Which come to think of it, Mum did.

‘You were such hard work as a child,’ she often said, once again putting the emphasis on one word to really rub it in.

She loved me, I was certain of that, but she had wanted a son, not a daughter, and as I was an only child, Mum never seemed to get over the disappointment, and as strange as it might seem, she wasn’t really equipped to deal with a daughter.

It had been Gran who had plaited my hair. Gran who had taught me how to sew and knit and bake. Gran who had picked out party dresses, and bows, and sparkly shoes, even if it had been Mum, or more accurately, Dad, who had insisted on paying for most of them.

Gran had enrolled me in ballet classes, the brownies, and swimming lessons. But Gran had also signed me up for karate, and the running club, believing that every girl should be able to look after herself if the need arose, and if she couldn’t, she should be able to run fast enough to get out of danger.

I’m not sure why Gran also arranged for me to have piano lessons, horse riding lessons, and to join the local astronomy club, but I think that was the dreamer in her.

She loved music and she adored horses, but her own mum hadn’t been able to afford such things, and neither had Gran when she was first married.

As for the astronomy club, well, Gran had always maintained that there was no way we were alone in this wonderful, amazing Universe, so perhaps she hoped I might be able to spot a spaceship or something.

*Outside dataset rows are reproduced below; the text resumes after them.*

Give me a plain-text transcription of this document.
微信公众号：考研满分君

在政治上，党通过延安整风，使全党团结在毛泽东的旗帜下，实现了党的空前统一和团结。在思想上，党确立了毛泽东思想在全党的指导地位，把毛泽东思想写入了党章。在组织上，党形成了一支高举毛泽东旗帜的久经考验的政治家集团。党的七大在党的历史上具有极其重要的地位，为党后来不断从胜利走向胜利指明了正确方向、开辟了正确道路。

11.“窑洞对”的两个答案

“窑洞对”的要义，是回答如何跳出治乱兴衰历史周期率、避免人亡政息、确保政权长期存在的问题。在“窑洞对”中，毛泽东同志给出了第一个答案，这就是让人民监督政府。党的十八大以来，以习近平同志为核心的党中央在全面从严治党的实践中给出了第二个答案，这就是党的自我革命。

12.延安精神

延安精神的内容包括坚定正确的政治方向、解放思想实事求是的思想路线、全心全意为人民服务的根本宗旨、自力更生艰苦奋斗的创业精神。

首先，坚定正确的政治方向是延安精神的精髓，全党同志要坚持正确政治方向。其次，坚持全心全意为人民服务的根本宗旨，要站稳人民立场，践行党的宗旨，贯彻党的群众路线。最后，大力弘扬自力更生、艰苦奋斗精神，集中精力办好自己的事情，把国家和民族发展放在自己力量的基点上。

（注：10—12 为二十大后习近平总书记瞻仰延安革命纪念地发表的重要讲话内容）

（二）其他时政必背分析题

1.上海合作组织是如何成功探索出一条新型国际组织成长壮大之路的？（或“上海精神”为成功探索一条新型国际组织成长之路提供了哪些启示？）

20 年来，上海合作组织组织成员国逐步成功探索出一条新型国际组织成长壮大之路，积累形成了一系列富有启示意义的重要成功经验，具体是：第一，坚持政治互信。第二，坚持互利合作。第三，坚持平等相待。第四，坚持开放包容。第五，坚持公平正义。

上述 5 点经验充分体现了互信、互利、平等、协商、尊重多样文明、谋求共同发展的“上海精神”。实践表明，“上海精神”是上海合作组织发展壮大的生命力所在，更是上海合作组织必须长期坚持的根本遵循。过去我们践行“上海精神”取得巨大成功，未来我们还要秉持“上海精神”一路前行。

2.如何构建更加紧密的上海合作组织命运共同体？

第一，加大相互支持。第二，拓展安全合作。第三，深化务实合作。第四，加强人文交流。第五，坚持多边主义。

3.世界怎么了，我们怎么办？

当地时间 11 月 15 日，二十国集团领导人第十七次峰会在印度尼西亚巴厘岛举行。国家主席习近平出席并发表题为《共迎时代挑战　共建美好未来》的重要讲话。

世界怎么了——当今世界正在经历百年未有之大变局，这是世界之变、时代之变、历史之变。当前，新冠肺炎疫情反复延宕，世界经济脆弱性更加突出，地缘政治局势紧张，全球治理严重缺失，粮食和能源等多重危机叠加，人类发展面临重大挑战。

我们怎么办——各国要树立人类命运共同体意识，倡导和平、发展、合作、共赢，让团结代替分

It was Gran’s second husband, Harold, who had money, and marrying him, after her first husband passed away, meant that Gran could give up her job in the local department store, and that Mum could have almost anything she wanted. Within reason. And as Gran had said, Harold paid for a new house for Gran’s own parents.

Mum was just a few months old when her biological dad died, and three years-old when Gran remarried, so Mum remembered her own childhood as idyllic, having little or no memory of the years when Gran had struggled financially.

Gran told me that the first thing she bought after her second marriage, was a telescope. Harold bought her a piano, followed soon after by a horse.

Mum hated her own piano lessons, was allergic to horses, and the only time she ever looked up was to check if it looked like it might rain. Unlike my hair, which was long and straight and light brown, Mum’s was shoulder-length, blonde, and curled like a corkscrew when it got wet. Which was probably why she also hated swimming.

Thanks to her stepdad’s wealth, Mum didn’t need to work to support herself through university, and as she met Dad on the first day there, and they married two days after they both graduated, she didn’t work once she was a wife. Other than bringing me up, of course. Which, as I have said, was apparently such hard work.